Os desafios de uma rádio comunitária

Quatro jovens decidem montar uma rádio comunitária, em um dos bairros mais pobres de uma grande cidade. Esse é o enredo de “Uma onda no Ar”, um filme de Helvécio Ratton que conta a história da Rádio Favela, de Belo Horizonte. Depois de muitas divergências com a Agência Nacional de Telecomunicações, a Anatel, a rádio consegue licença para funcionar.

A Rádio Favela deu certo, mas nem sempre este final feliz faz parte das histórias dos veículos que atuam de forma semelhante pelo país. Os empecilhos são muitos, um dos principais diz respeito à demora do Ministério das Comunicações em aprovar o processo de implantação das emissoras.

Atualmente, os meios de comunicação estão concentrados nas mãos de uma minoria que detém o poder político e econômico do país. E isso ocasiona o surgimento de meios alternativos e muitas vezes ilegais, como foi o caso da Rádio Favela. Mas são justamente esses meios, quando bem organizados, os responsáveis pela democratização da comunicação. Se as pessoas têm direito de expressar sua opinião e seus anseios, e isso faz parte do processo democrático, a legislação atual deveria incentivar emissoras que tivessem o seu foco principal na comunicação popular.

John Downing em seu livro “Mídia radical: Rebeldia nas Comunicações e Movimentos Sociais” defende que a mídia alternativa é essencial à democracia. Segundo ele: “em primeiro lugar, a mídia radical alternativa expande o âmbito das informações, de reflexão e da troca a partir dos limites hegemônicos, geralmente estreitos, do discurso da mídia convencional (…). Em segundo lugar, ela frequentemente tenta ser mais sensível do que a mídia convencional às vozes e aspirações dos excluídos (…). Em terceiro lugar, a mídia radical alternativa não precisa censurar-se para atender aos interesses dos mandachuvas da mídia, do entrincheirado poder estatal e das autoridades religiosas” (p. 80).
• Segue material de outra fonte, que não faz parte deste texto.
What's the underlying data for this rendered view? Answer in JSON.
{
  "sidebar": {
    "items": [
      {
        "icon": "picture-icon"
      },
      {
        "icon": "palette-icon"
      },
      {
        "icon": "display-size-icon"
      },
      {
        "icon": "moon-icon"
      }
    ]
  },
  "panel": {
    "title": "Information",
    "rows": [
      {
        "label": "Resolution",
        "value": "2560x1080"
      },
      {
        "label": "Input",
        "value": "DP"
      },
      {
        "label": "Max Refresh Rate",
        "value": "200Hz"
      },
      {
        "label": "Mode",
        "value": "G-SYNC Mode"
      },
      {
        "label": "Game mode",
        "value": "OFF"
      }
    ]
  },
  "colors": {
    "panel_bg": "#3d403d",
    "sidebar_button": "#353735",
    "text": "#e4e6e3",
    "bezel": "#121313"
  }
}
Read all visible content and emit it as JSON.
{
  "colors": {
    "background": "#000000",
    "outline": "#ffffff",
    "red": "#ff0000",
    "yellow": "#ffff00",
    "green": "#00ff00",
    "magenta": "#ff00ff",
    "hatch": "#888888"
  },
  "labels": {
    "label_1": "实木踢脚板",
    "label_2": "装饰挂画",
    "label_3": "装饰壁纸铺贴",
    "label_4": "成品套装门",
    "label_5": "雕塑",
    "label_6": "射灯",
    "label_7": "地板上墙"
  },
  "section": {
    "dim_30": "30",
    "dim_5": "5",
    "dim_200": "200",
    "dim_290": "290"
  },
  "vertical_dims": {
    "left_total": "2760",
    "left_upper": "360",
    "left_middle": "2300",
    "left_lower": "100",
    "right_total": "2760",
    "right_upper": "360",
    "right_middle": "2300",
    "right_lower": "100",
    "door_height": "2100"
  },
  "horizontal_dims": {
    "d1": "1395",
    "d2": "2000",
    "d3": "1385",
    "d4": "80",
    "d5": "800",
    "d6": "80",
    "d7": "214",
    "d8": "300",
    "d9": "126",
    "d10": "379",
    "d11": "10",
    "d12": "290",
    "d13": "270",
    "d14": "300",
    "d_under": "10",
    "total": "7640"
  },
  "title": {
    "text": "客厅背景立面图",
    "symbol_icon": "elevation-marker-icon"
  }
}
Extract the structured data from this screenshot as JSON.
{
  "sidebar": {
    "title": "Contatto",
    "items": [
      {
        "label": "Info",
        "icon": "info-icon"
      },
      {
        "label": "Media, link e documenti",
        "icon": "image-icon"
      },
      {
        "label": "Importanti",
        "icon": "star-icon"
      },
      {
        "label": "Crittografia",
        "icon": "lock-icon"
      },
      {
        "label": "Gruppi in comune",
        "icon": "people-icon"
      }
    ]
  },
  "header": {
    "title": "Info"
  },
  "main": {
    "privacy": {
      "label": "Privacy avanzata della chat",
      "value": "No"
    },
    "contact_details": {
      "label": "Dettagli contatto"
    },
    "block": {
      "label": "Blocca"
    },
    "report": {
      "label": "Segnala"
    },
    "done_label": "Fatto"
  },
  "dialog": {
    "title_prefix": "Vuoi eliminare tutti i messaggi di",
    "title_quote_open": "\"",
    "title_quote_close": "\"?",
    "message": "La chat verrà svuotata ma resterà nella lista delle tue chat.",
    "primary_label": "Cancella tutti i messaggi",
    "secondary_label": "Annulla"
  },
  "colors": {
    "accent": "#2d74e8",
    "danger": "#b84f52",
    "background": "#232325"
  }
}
Outro embargo para o desenvolvimento das rádios comunitárias é o orçamento. Elas não podem ser patrocinadas nem pelo Estado, nem mesmo pelos estabelecimentos comerciais que ficam em seu raio de alcance – um quilômetro, o que é permitido por lei. Então de que forma essas rádios vão se sustentar? O mecanismo da legislação favorece o desaparecimento desses veículos. O jornalista Arthur William, representante brasileiro da Associação Mundial de Rádios comunitárias, Amarc, critica a legislação, que segundo ele é ultrapassada. “As rádios comunitárias têm uma lei de 1998. Ela foi feita pelos empresários para que as rádios comunitárias não significassem uma concorrência”, resume.

Em 2011, a portaria 1.462, do Ministério das Comunicações, aparece como promessa de melhorar essa legislação, mas de acordo com William, ela só vem regulamentar a lei de 1998. Ainda segundo ele, as normas trouxeram uma maior transparência nos processos de disputa por uma frequência, mas por outro lado, intensificou o que ele chama de pontos piores da legislação:

1-  Quem transmite sem legislação, fica automaticamente desclassificado de um processo de legalização.
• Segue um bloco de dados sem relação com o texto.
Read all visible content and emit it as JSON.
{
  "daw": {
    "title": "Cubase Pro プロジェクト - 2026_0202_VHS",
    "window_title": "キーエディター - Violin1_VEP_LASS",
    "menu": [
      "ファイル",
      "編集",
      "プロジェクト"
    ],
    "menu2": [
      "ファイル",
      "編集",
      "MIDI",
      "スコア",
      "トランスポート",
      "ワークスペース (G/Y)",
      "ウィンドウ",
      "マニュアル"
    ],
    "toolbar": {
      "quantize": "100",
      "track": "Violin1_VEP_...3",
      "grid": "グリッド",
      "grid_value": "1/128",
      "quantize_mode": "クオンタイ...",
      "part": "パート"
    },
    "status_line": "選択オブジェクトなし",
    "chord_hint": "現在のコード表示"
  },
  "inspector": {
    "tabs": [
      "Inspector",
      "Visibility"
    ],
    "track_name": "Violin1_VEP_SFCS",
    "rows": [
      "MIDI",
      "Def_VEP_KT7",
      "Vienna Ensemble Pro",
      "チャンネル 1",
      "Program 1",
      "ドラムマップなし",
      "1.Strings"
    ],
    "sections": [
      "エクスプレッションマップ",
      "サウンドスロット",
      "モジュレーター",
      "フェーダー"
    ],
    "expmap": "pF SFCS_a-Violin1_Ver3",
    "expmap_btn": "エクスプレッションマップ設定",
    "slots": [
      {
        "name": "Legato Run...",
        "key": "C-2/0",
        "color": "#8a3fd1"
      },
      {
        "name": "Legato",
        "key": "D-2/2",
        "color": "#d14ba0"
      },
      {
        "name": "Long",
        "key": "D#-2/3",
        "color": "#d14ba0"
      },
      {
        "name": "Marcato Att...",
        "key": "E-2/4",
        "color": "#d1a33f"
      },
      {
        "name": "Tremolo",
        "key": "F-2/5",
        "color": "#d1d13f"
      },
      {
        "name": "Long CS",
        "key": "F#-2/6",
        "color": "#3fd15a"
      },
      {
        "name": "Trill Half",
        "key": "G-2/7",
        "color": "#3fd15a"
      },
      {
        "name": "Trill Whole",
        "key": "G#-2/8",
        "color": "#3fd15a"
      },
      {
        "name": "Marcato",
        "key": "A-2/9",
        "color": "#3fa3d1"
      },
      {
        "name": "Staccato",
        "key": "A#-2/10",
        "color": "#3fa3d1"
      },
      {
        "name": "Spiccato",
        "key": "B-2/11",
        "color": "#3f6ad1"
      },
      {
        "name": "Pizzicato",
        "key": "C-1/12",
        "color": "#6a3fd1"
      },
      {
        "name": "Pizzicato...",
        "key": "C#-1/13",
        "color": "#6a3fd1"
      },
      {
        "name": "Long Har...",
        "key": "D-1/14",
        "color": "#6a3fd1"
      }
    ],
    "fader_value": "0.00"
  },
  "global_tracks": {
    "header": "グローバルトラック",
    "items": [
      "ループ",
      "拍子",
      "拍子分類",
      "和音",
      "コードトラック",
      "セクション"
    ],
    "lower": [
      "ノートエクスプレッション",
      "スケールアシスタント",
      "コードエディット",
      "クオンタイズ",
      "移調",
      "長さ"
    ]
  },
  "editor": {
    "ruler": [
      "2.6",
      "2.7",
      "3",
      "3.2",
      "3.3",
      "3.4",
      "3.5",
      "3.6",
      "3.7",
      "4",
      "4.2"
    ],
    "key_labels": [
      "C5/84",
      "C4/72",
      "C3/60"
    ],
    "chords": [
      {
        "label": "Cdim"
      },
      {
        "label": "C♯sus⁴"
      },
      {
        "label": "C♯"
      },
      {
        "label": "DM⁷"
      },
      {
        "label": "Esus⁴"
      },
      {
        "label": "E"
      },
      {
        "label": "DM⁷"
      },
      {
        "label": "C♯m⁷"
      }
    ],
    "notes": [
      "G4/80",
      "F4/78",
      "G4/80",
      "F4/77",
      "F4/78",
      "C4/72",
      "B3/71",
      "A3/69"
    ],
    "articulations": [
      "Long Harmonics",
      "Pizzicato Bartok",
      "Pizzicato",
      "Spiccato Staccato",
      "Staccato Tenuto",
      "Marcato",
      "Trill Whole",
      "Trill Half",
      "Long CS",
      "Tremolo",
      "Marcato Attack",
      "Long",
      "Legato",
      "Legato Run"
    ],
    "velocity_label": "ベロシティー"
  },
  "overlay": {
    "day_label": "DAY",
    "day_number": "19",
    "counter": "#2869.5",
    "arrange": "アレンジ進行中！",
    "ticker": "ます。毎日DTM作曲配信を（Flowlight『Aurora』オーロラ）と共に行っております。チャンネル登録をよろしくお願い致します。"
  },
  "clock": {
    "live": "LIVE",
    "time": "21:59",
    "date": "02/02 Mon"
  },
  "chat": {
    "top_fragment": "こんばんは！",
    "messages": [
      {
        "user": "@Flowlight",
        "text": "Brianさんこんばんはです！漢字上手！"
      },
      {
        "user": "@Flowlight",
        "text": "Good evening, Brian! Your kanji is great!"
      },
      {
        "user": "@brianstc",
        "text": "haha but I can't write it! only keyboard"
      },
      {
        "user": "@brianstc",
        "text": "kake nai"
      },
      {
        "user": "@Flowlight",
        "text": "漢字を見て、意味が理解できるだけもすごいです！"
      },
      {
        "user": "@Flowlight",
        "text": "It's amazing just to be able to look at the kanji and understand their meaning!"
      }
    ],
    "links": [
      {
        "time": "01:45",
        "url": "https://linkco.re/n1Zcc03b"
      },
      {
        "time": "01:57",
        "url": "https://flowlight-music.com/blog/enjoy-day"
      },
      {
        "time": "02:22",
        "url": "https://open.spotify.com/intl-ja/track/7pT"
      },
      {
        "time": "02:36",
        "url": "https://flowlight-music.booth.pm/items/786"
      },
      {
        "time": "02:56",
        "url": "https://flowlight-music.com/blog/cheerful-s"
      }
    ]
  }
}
2-  Se uma rádio comercial interferir no sinal de uma comunitária, nada acontece, mas se uma comunitária interferir o sinal de uma privada, ela tem que desligar o transmissor.

3-  E por último, o que já citamos acima, a rádio comunitária é proibida de fazer publicidade.

A rádio comunitária tem uma “missão” de democratizar informação, mas esses mecanismos de coação fazem com que, muitas vezes, a concessão de rádios comunitárias fique nas mãos de políticos ou religiosos. Para William, mudanças na legislação são necessárias para que se possa garantir que o ambiente de uma rádio comunitária “sirva à comunidade e não a interesses pessoais, econômicos e políticos”.

*Ana Paula Lima e Raquel da Silva Santana são estudantes da Faculdade de Comunicação da UFBA.